Since the video was posted on the website on November 26, it caused quite a stir in the French media. The investigations against Michel Zecler were dropped after the images emerged and were widely circulated online.

“Without these images, I would be in prison,” he told Loopsider.

Some people in France are describing the incident as the country’s George Floyd moment.

The beating of Zecler risks further aggravating racial tensions in France, with allegations of repeated police brutality against Black, ethnic minorities and supporters of the Black Lives Matter movement.

There is still a lot of anger where George Floyd’s killing has revived calls for justice for Adama Traore, a 24-year-old Black man who died in police custody in 2016. Traore famously said “I’m suffocating” repeatedly while being arrested.

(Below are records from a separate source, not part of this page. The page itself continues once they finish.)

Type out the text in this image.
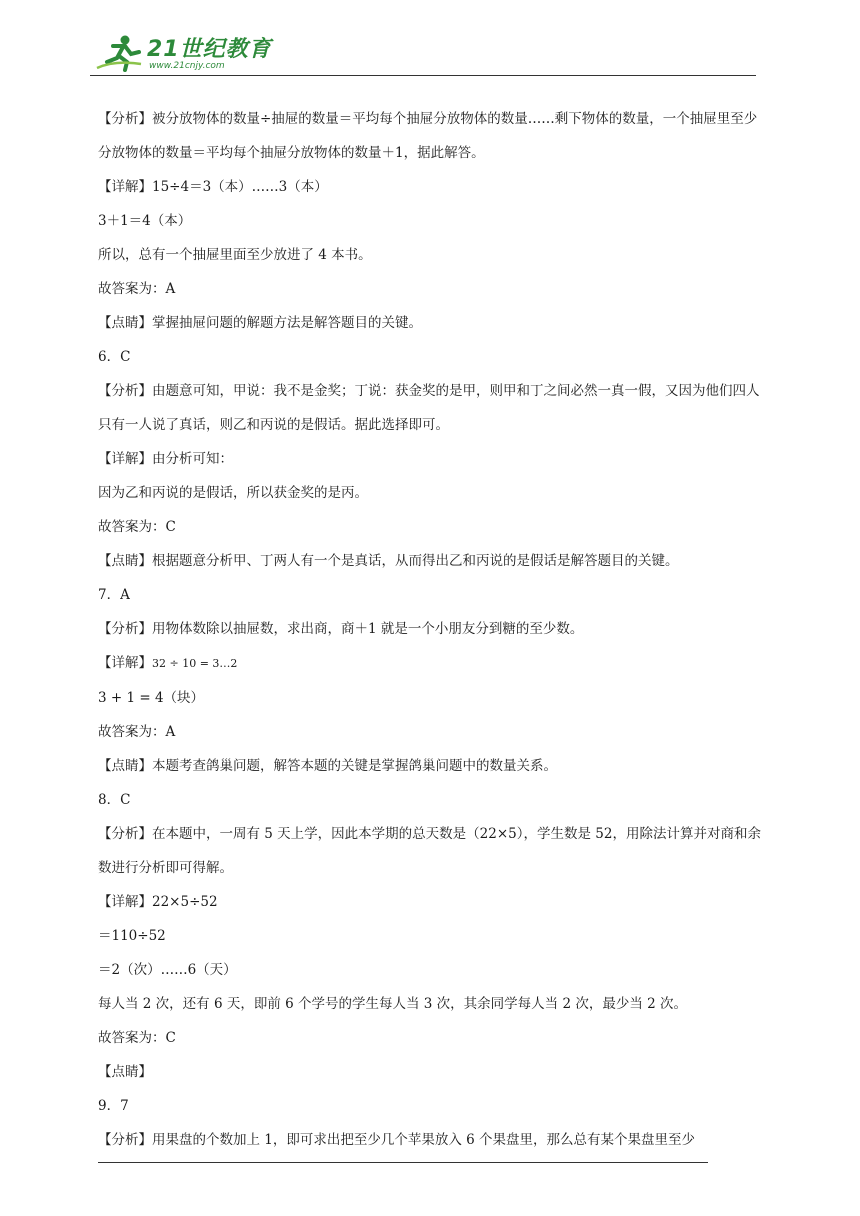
21世纪教育
www.21cnjy.com

【分析】被分放物体的数量÷抽屉的数量＝平均每个抽屉分放物体的数量……剩下物体的数量，一个抽屉里至少分放物体的数量＝平均每个抽屉分放物体的数量＋1，据此解答。

【详解】15÷4＝3（本）……3（本）

3＋1＝4（本）

所以，总有一个抽屉里面至少放进了 4 本书。

故答案为：A

【点睛】掌握抽屉问题的解题方法是解答题目的关键。

6．C

【分析】由题意可知，甲说：我不是金奖；丁说：获金奖的是甲，则甲和丁之间必然一真一假，又因为他们四人只有一人说了真话，则乙和丙说的是假话。据此选择即可。

【详解】由分析可知：

因为乙和丙说的是假话，所以获金奖的是丙。

故答案为：C

【点睛】根据题意分析甲、丁两人有一个是真话，从而得出乙和丙说的是假话是解答题目的关键。

7．A

【分析】用物体数除以抽屉数，求出商，商＋1 就是一个小朋友分到糖的至少数。

【详解】32 ÷ 10 = 3…2

3 + 1 = 4（块）

故答案为：A

【点睛】本题考查鸽巢问题，解答本题的关键是掌握鸽巢问题中的数量关系。

8．C

【分析】在本题中，一周有 5 天上学，因此本学期的总天数是（22×5），学生数是 52，用除法计算并对商和余数进行分析即可得解。

【详解】22×5÷52

＝110÷52

＝2（次）……6（天）

每人当 2 次，还有 6 天，即前 6 个学号的学生每人当 3 次，其余同学每人当 2 次，最少当 2 次。

故答案为：C

【点睛】

9．7

【分析】用果盘的个数加上 1，即可求出把至少几个苹果放入 6 个果盘里，那么总有某个果盘里至少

Is Zecler’s beating the straw that broke the camel’s back? When the video was published by Loopsider, President Macron said that it was an “unacceptable aggression.”

Macron and his government must act quickly before tensions and violence as we saw last Saturday continue. He has asked his ministers to come up with suggestions on how to find a bond of trust between the police and the population.

Two years after the start of the Yellow Vest movement, the government can’t afford to waste time on the issue of police brutality. It is now an extremely charged issue at guiding the news agenda.

But right now we know that seventeen months before the presidential elections of 2022, President Emmanuel Macron is tilting to the right with his new security law and doesn’t seem to be turning back.

On December 9th, Macron’s ministers will present legislation that the French President hopes will strengthen secular values and combat “Islamist separatism” – proposed measures to combat “radical Islamism” and terrorism.

Local officials will be given extra-legal powers to combat extremism while money will be invested in education. The Islamic separatism bill is widely viewed as Islamophobic.

One thing is for sure, if Macron doesn’t change, there will be widespread demonstrations in France and the ‘malaise social‘, or unrest, is likely to worsen.